SETTING: Data were gathered from patients receiving gentamicin therapy in the MICU, Presbyterian University Hospital, Pittsburgh.

PATIENTS: Baseline population pharmacokinetic parameter values were determined in 36 MICU patients receiving gentamicin therapy. Patients with renal failure receiving hemodialysis or another mechanical method of blood clearance or fluid removal were excluded. The population parameter values in the form of a dosing nomogram were then used prospectively to dose gentamicin in 15 patients.

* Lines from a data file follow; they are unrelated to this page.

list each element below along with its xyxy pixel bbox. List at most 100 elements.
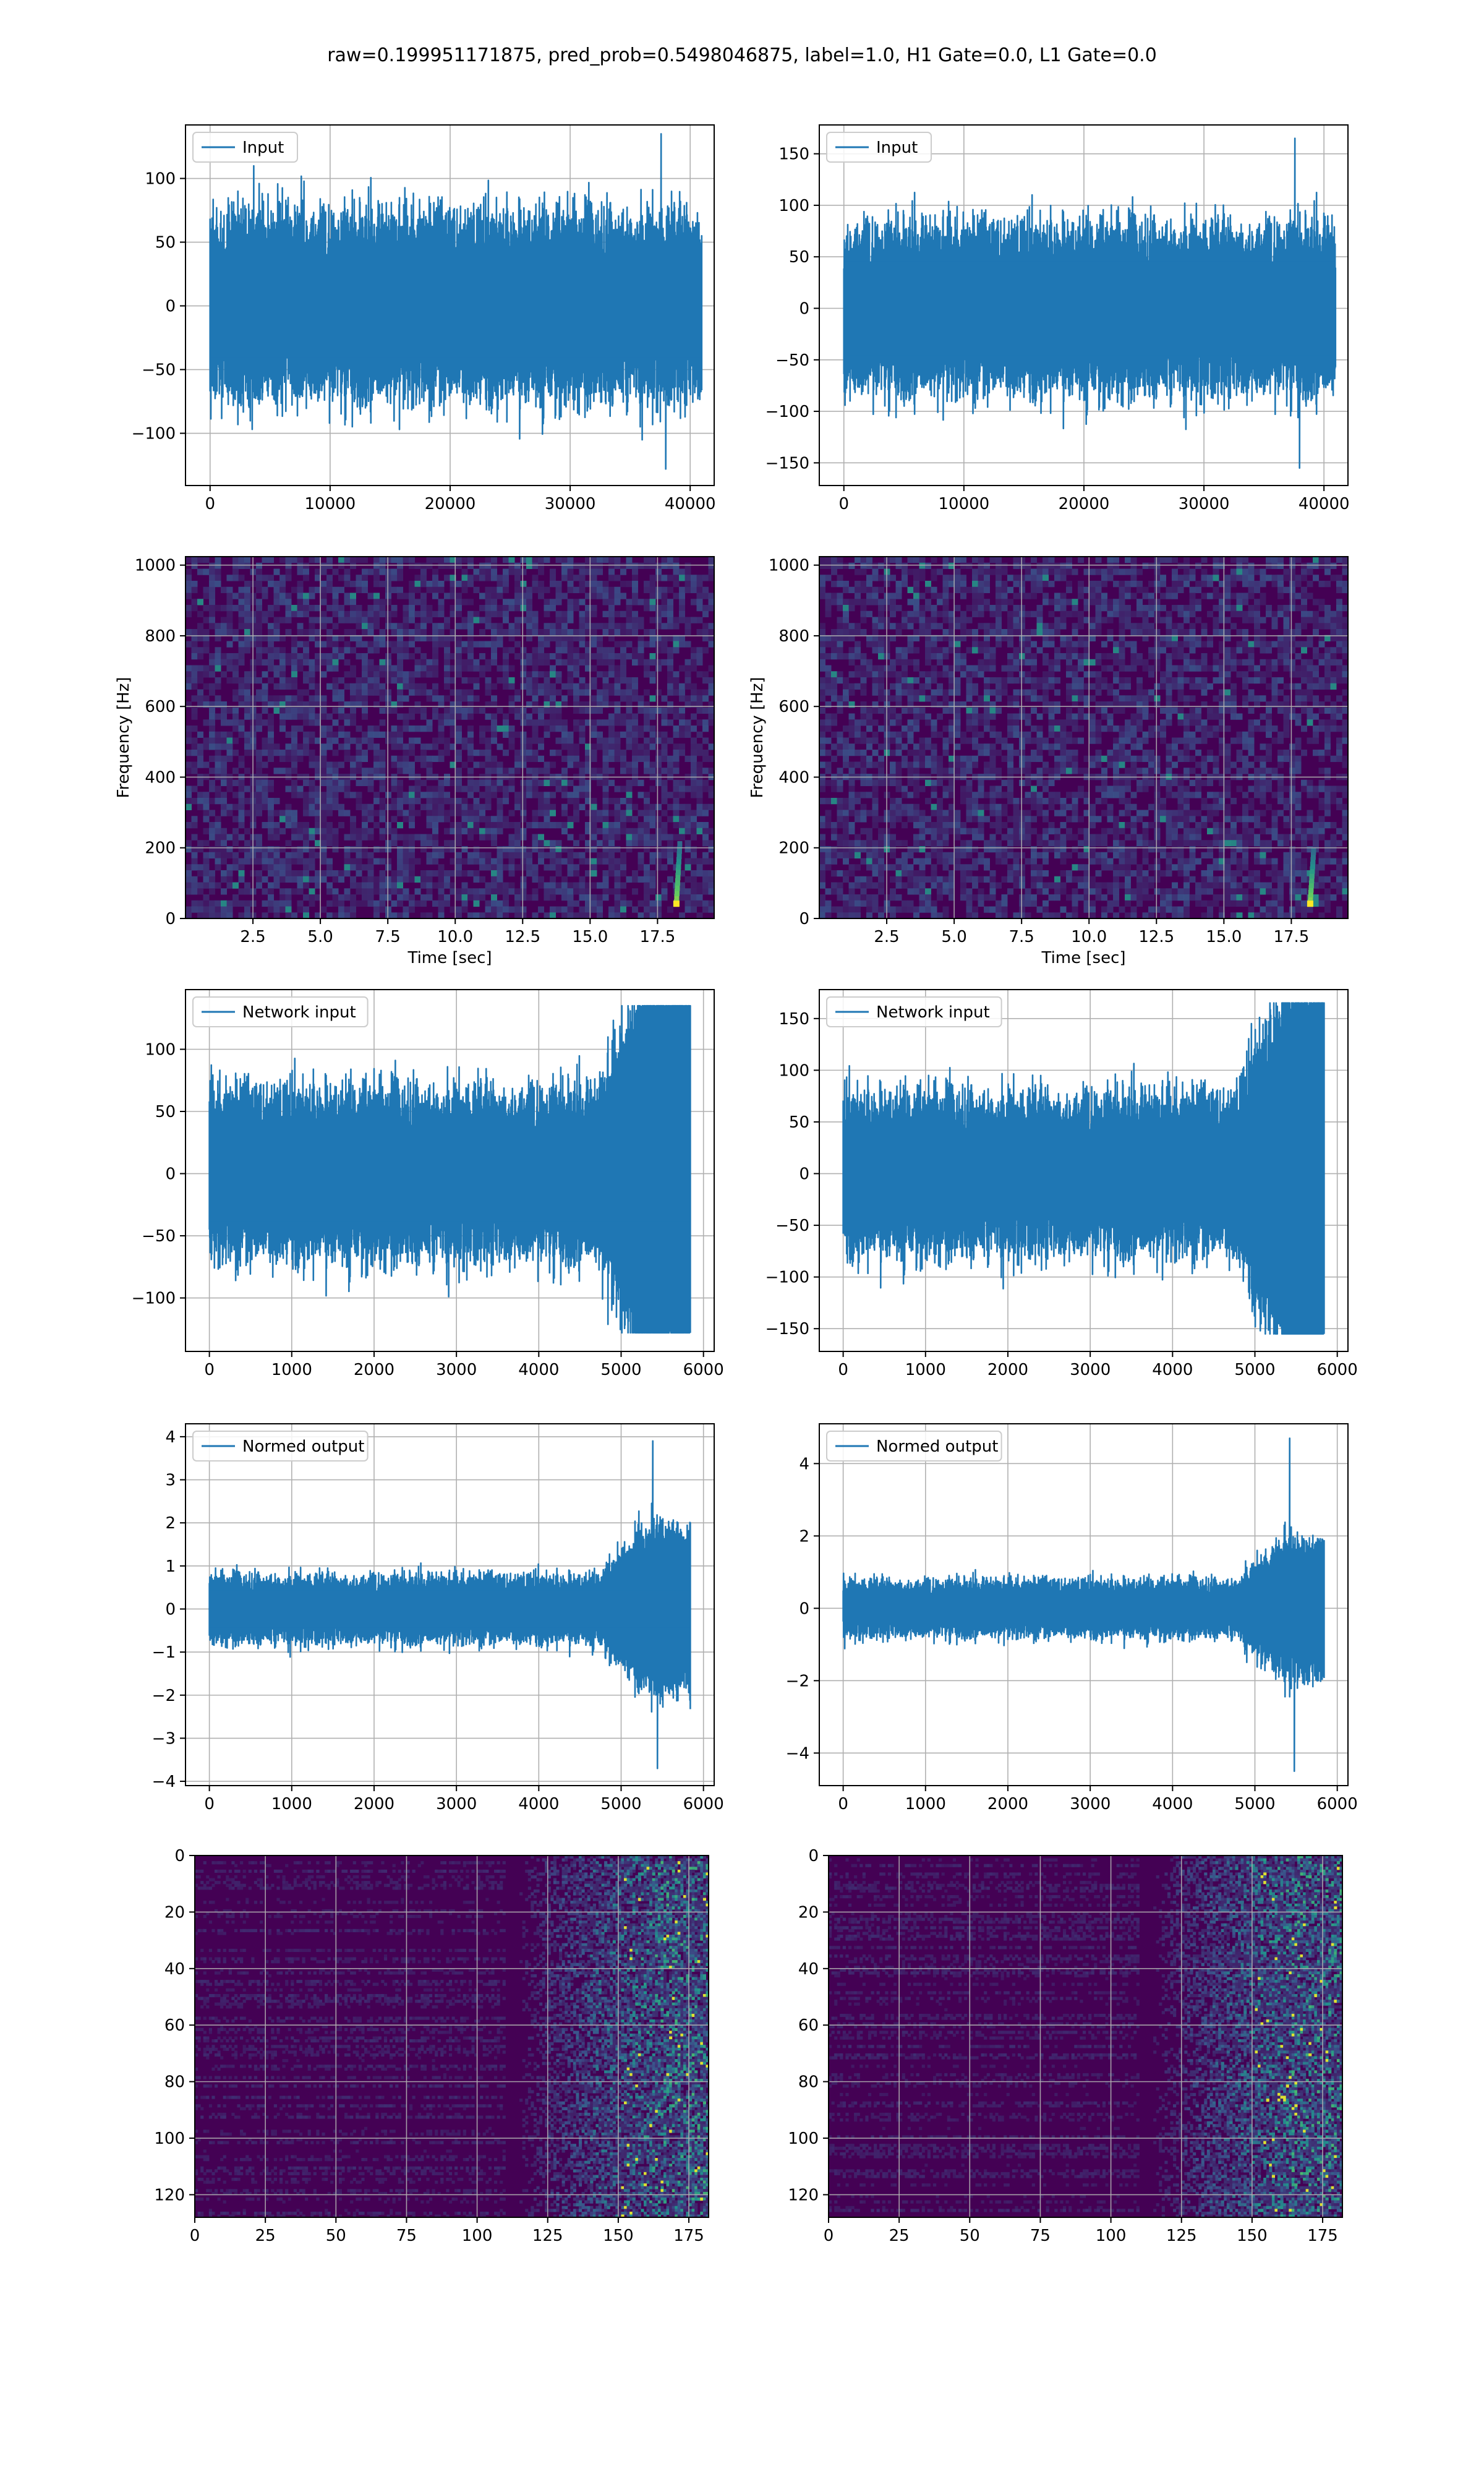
heatmap-cell <box>597 653 603 660</box>
heatmap-cell <box>1054 568 1060 575</box>
heatmap-cell <box>450 557 456 563</box>
heatmap-cell <box>391 779 398 786</box>
heatmap-cell <box>1136 653 1143 660</box>
heatmap-cell <box>514 629 521 636</box>
heatmap-cell <box>1101 575 1107 581</box>
heatmap-cell <box>1318 683 1325 690</box>
heatmap-cell <box>279 713 286 720</box>
heatmap-cell <box>209 653 215 660</box>
heatmap-cell <box>866 581 872 588</box>
heatmap-cell <box>285 750 292 756</box>
heatmap-cell <box>608 731 615 738</box>
heatmap-cell <box>444 798 450 805</box>
heatmap-cell <box>655 768 662 774</box>
heatmap-cell <box>691 665 697 672</box>
heatmap-cell <box>620 665 626 672</box>
heatmap-cell <box>503 671 509 678</box>
heatmap-cell <box>268 785 274 792</box>
heatmap-cell <box>620 719 626 726</box>
heatmap-cell <box>684 671 691 678</box>
heatmap-cell <box>684 803 691 810</box>
heatmap-cell <box>191 876 198 883</box>
heatmap-cell <box>244 605 250 612</box>
chirp-cell <box>676 862 681 870</box>
heatmap-cell <box>708 562 715 569</box>
heatmap-cell <box>497 888 503 895</box>
heatmap-cell <box>256 695 262 702</box>
heatmap-cell <box>1213 568 1219 575</box>
heatmap-cell <box>309 798 315 805</box>
heatmap-cell <box>397 803 403 810</box>
heatmap-cell <box>191 653 198 660</box>
heatmap-cell <box>1172 605 1178 612</box>
heatmap-cell <box>614 610 621 617</box>
heatmap-cell <box>620 623 626 630</box>
heatmap-cell <box>420 593 427 599</box>
heatmap-cell <box>520 581 527 588</box>
heatmap-cell <box>1307 610 1313 617</box>
heatmap-cell <box>391 798 398 805</box>
heatmap-cell <box>573 755 579 762</box>
heatmap-cell <box>444 557 450 563</box>
heatmap-cell <box>567 677 574 684</box>
heatmap-cell <box>268 653 274 660</box>
heatmap-cell <box>895 629 902 636</box>
heatmap-cell <box>538 557 544 563</box>
heatmap-cell <box>391 623 398 630</box>
heatmap-cell <box>409 726 415 732</box>
heatmap-cell <box>538 647 544 654</box>
heatmap-cell <box>626 803 633 810</box>
heatmap-cell <box>1154 665 1161 672</box>
heatmap-cell <box>890 623 896 630</box>
heatmap-cell <box>338 803 344 810</box>
heatmap-cell <box>397 888 403 895</box>
heatmap-cell <box>708 743 715 750</box>
heatmap-cell <box>1083 683 1090 690</box>
heatmap-cell <box>367 623 374 630</box>
heatmap-cell <box>409 581 415 588</box>
heatmap-cell <box>1013 659 1020 666</box>
heatmap-cell <box>1266 659 1272 666</box>
heatmap-cell <box>309 785 315 792</box>
heatmap-cell <box>191 816 198 823</box>
heatmap-cell <box>1025 677 1031 684</box>
heatmap-cell <box>1271 677 1278 684</box>
heatmap-cell <box>409 768 415 774</box>
heatmap-cell <box>367 894 374 901</box>
heatmap-cell <box>907 599 914 606</box>
heatmap-cell <box>691 575 697 581</box>
heatmap-cell <box>444 840 450 847</box>
heatmap-cell <box>644 659 650 666</box>
heatmap-cell <box>244 852 250 858</box>
heatmap-cell <box>497 635 503 641</box>
heatmap-cell <box>279 617 286 623</box>
heatmap-cell <box>532 792 539 798</box>
heatmap-cell <box>614 731 621 738</box>
heatmap-cell <box>1119 593 1125 599</box>
heatmap-cell <box>338 677 344 684</box>
heatmap-cell <box>256 653 262 660</box>
heatmap-cell <box>191 562 198 569</box>
heatmap-cell <box>203 906 210 913</box>
heatmap-cell <box>585 568 591 575</box>
heatmap-cell <box>397 586 403 593</box>
heatmap-cell <box>819 665 825 672</box>
heatmap-cell <box>996 581 1002 588</box>
heatmap-cell <box>344 858 351 865</box>
heatmap-cell <box>872 599 879 606</box>
heatmap-cell <box>226 605 233 612</box>
heatmap-cell <box>696 581 703 588</box>
heatmap-cell <box>450 586 456 593</box>
heatmap-cell <box>1066 562 1072 569</box>
heatmap-cell <box>696 761 703 768</box>
heatmap-cell <box>1336 671 1342 678</box>
heatmap-cell <box>485 562 492 569</box>
heatmap-cell <box>209 906 215 913</box>
heatmap-cell <box>608 683 615 690</box>
heatmap-cell <box>702 629 709 636</box>
heatmap-cell <box>315 792 321 798</box>
heatmap-cell <box>878 623 884 630</box>
heatmap-cell <box>520 792 527 798</box>
heatmap-cell <box>1036 568 1043 575</box>
heatmap-cell <box>925 586 931 593</box>
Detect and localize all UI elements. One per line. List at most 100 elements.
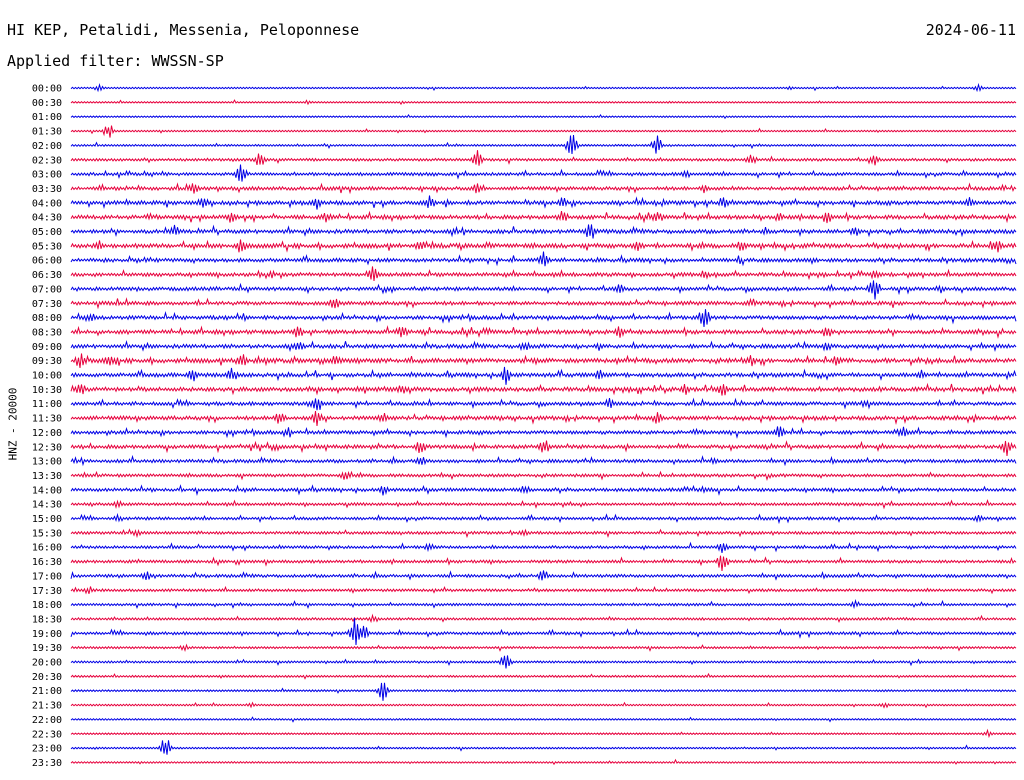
date-label: 2024-06-11 [925, 21, 1016, 39]
time-tick-label: 18:30 [32, 614, 62, 625]
trace-line [70, 541, 1017, 553]
time-tick-label: 20:30 [32, 672, 62, 683]
time-tick-label: 19:30 [32, 643, 62, 654]
time-tick-label: 22:00 [32, 715, 62, 726]
trace-line [70, 135, 1017, 154]
time-tick-label: 01:00 [32, 112, 62, 123]
trace-line [70, 182, 1017, 195]
time-tick-label: 00:30 [32, 98, 62, 109]
time-tick-label: 19:00 [32, 629, 62, 640]
trace-line [70, 570, 1017, 581]
trace-line [70, 740, 1017, 755]
trace-line [70, 440, 1017, 456]
time-tick-label: 04:00 [32, 198, 62, 209]
time-tick-label: 11:00 [32, 399, 62, 410]
time-tick-label: 05:00 [32, 227, 62, 238]
trace-line [70, 585, 1017, 595]
trace-line [70, 716, 1017, 723]
trace-line [70, 470, 1017, 481]
time-tick-label: 06:30 [32, 270, 62, 281]
trace-line [70, 454, 1017, 467]
trace-line [70, 325, 1017, 339]
trace-line [70, 353, 1017, 368]
time-tick-label: 13:00 [32, 457, 62, 468]
trace-line [70, 397, 1017, 411]
trace-line [70, 598, 1017, 610]
trace-line [70, 164, 1017, 182]
trace-line [70, 655, 1017, 669]
trace-line [70, 150, 1017, 166]
time-tick-label: 07:00 [32, 284, 62, 295]
trace-line [70, 613, 1017, 624]
time-tick-label: 09:00 [32, 342, 62, 353]
station-title: HI KEP, Petalidi, Messenia, Peloponnese [7, 21, 360, 39]
time-tick-label: 05:30 [32, 241, 62, 252]
trace-line [70, 382, 1017, 396]
filter-label: Applied filter: WWSSN-SP [7, 52, 224, 70]
time-tick-label: 08:00 [32, 313, 62, 324]
time-tick-label: 14:00 [32, 485, 62, 496]
time-tick-label: 06:00 [32, 256, 62, 267]
time-tick-label: 02:30 [32, 155, 62, 166]
time-tick-label: 17:00 [32, 571, 62, 582]
time-tick-label: 12:30 [32, 442, 62, 453]
time-tick-label: 15:00 [32, 514, 62, 525]
time-tick-label: 01:30 [32, 127, 62, 138]
time-tick-label: 04:30 [32, 213, 62, 224]
time-tick-label: 23:00 [32, 744, 62, 755]
trace-line [70, 280, 1017, 300]
trace-line [70, 210, 1017, 224]
trace-line [70, 411, 1017, 427]
trace-line [70, 426, 1017, 439]
trace-line [70, 224, 1017, 239]
trace-line [70, 618, 1017, 646]
trace-line [70, 512, 1017, 525]
trace-line [70, 99, 1017, 106]
trace-line [70, 309, 1017, 328]
time-tick-label: 00:00 [32, 84, 62, 95]
trace-line [70, 555, 1017, 571]
time-tick-label: 20:00 [32, 658, 62, 669]
trace-line [70, 82, 1017, 93]
time-tick-label: 12:00 [32, 428, 62, 439]
time-tick-label: 17:30 [32, 586, 62, 597]
trace-line [70, 266, 1017, 281]
time-tick-label: 18:00 [32, 600, 62, 611]
time-tick-label: 21:30 [32, 701, 62, 712]
trace-line [70, 758, 1017, 766]
time-tick-label: 02:00 [32, 141, 62, 152]
trace-line [70, 195, 1017, 210]
time-tick-label: 10:30 [32, 385, 62, 396]
time-tick-label: 15:30 [32, 528, 62, 539]
time-tick-label: 03:30 [32, 184, 62, 195]
time-tick-label: 03:00 [32, 170, 62, 181]
time-tick-label: 23:30 [32, 758, 62, 769]
time-tick-label: 10:00 [32, 371, 62, 382]
trace-line [70, 701, 1017, 709]
trace-line [70, 672, 1017, 680]
trace-line [70, 251, 1017, 267]
time-tick-label: 07:30 [32, 299, 62, 310]
trace-line [70, 728, 1017, 739]
trace-line [70, 528, 1017, 539]
trace-line [70, 125, 1017, 138]
time-tick-label: 16:30 [32, 557, 62, 568]
trace-line [70, 499, 1017, 510]
trace-line [70, 366, 1017, 385]
trace-line [70, 339, 1017, 353]
trace-line [70, 113, 1017, 120]
time-tick-label: 11:30 [32, 414, 62, 425]
trace-line [70, 682, 1017, 701]
time-tick-label: 13:30 [32, 471, 62, 482]
time-tick-label: 14:30 [32, 500, 62, 511]
time-tick-label: 08:30 [32, 327, 62, 338]
time-tick-label: 22:30 [32, 729, 62, 740]
time-tick-label: 21:00 [32, 686, 62, 697]
trace-line [70, 484, 1017, 496]
time-tick-label: 09:30 [32, 356, 62, 367]
trace-line [70, 297, 1017, 310]
trace-line [70, 239, 1017, 253]
trace-line [70, 643, 1017, 653]
time-tick-label: 16:00 [32, 543, 62, 554]
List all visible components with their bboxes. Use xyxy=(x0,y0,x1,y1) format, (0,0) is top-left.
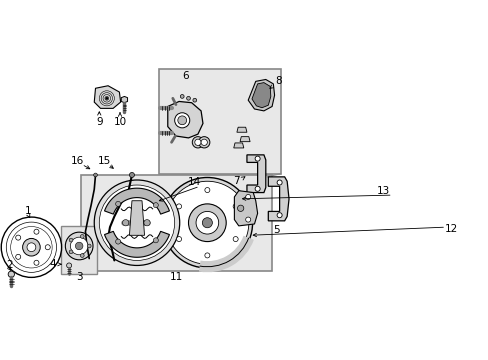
Text: 7: 7 xyxy=(233,176,240,186)
Circle shape xyxy=(16,254,20,259)
Circle shape xyxy=(34,229,39,234)
Circle shape xyxy=(165,181,248,264)
Bar xyxy=(81,175,271,271)
Text: 6: 6 xyxy=(182,71,188,81)
Text: 2: 2 xyxy=(7,260,13,270)
Circle shape xyxy=(80,254,84,257)
Circle shape xyxy=(93,173,97,177)
Polygon shape xyxy=(234,191,257,226)
Text: 3: 3 xyxy=(76,273,82,282)
Circle shape xyxy=(204,253,209,258)
Circle shape xyxy=(186,96,190,100)
Polygon shape xyxy=(240,137,249,142)
Circle shape xyxy=(134,213,140,220)
Circle shape xyxy=(277,180,282,185)
Circle shape xyxy=(65,232,93,260)
Circle shape xyxy=(143,220,150,226)
Polygon shape xyxy=(121,96,127,103)
Circle shape xyxy=(129,172,134,177)
Circle shape xyxy=(202,218,212,228)
Text: 1: 1 xyxy=(25,206,32,216)
Circle shape xyxy=(94,180,180,265)
Circle shape xyxy=(201,139,207,145)
Circle shape xyxy=(105,97,108,100)
Circle shape xyxy=(192,98,196,102)
Text: 11: 11 xyxy=(169,273,182,282)
Circle shape xyxy=(188,204,226,242)
Circle shape xyxy=(233,237,238,242)
Circle shape xyxy=(45,245,50,250)
Circle shape xyxy=(69,238,73,242)
Text: 8: 8 xyxy=(274,76,281,86)
Polygon shape xyxy=(104,231,169,257)
Circle shape xyxy=(198,137,209,148)
Circle shape xyxy=(178,116,186,125)
Circle shape xyxy=(1,217,61,278)
Bar xyxy=(61,226,97,274)
Polygon shape xyxy=(104,188,169,214)
Circle shape xyxy=(80,234,84,238)
Circle shape xyxy=(66,263,71,268)
Polygon shape xyxy=(236,127,246,132)
Circle shape xyxy=(34,260,39,265)
Circle shape xyxy=(22,238,40,256)
Circle shape xyxy=(133,225,141,233)
Circle shape xyxy=(255,186,260,191)
Circle shape xyxy=(192,137,203,148)
Text: 13: 13 xyxy=(376,186,389,196)
Text: 4: 4 xyxy=(49,259,56,269)
Bar xyxy=(159,69,280,174)
Text: 5: 5 xyxy=(273,225,279,235)
Circle shape xyxy=(174,113,189,128)
Circle shape xyxy=(237,205,244,211)
Circle shape xyxy=(122,220,128,226)
Circle shape xyxy=(233,204,238,209)
Circle shape xyxy=(70,237,88,255)
Text: 10: 10 xyxy=(114,117,127,127)
Circle shape xyxy=(180,95,184,98)
Circle shape xyxy=(69,250,73,254)
Text: 15: 15 xyxy=(98,156,111,166)
Circle shape xyxy=(245,217,250,222)
Circle shape xyxy=(245,194,250,199)
Circle shape xyxy=(204,188,209,193)
Polygon shape xyxy=(246,155,265,193)
Circle shape xyxy=(153,203,158,208)
Circle shape xyxy=(162,177,252,268)
Text: 12: 12 xyxy=(444,224,457,234)
Circle shape xyxy=(99,185,174,260)
Circle shape xyxy=(194,139,201,145)
Polygon shape xyxy=(268,177,288,221)
Circle shape xyxy=(16,235,20,240)
Polygon shape xyxy=(251,82,270,108)
Circle shape xyxy=(196,211,218,234)
Circle shape xyxy=(255,156,260,161)
Circle shape xyxy=(115,201,121,206)
Polygon shape xyxy=(94,86,121,108)
Circle shape xyxy=(176,237,181,242)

RESULTS: NPEM generated population parameter values similar to those previously published using the Sawchuk-Zaske method in ICU patients. The mean volume of distribution generated using NPEM was 0.34 +/- 0.12 L/kg. The relationship between creatinine clearance (Clcr) and elimination rate constant (Ke) was: Ke = 0.00218 x Clcr + 0.007. The nomogram-derived doses correlated with doses determined by using actual patient-specific pharmacokinetic values (p < 0.05). The Hull-Sarubbi derived doses, however, did not correlate with patient-specific doses (p > 0.05). Only one patient had a peak concentration < 6 mg/L. Two of 15 patients had trough concentrations prior to the first maintenance dose > 2 mg/L.

CONCLUSIONS: The use of NPEM to generate population-specific pharmacokinetic parameter values has been previously described. Application of population-specific dosing nomograms can improve initial dosing regimens such that conventional therapeutic concentrations can be achieved early in therapy. This nomogram, however, does not preclude follow-up patient-specific pharmacokinetic analysis.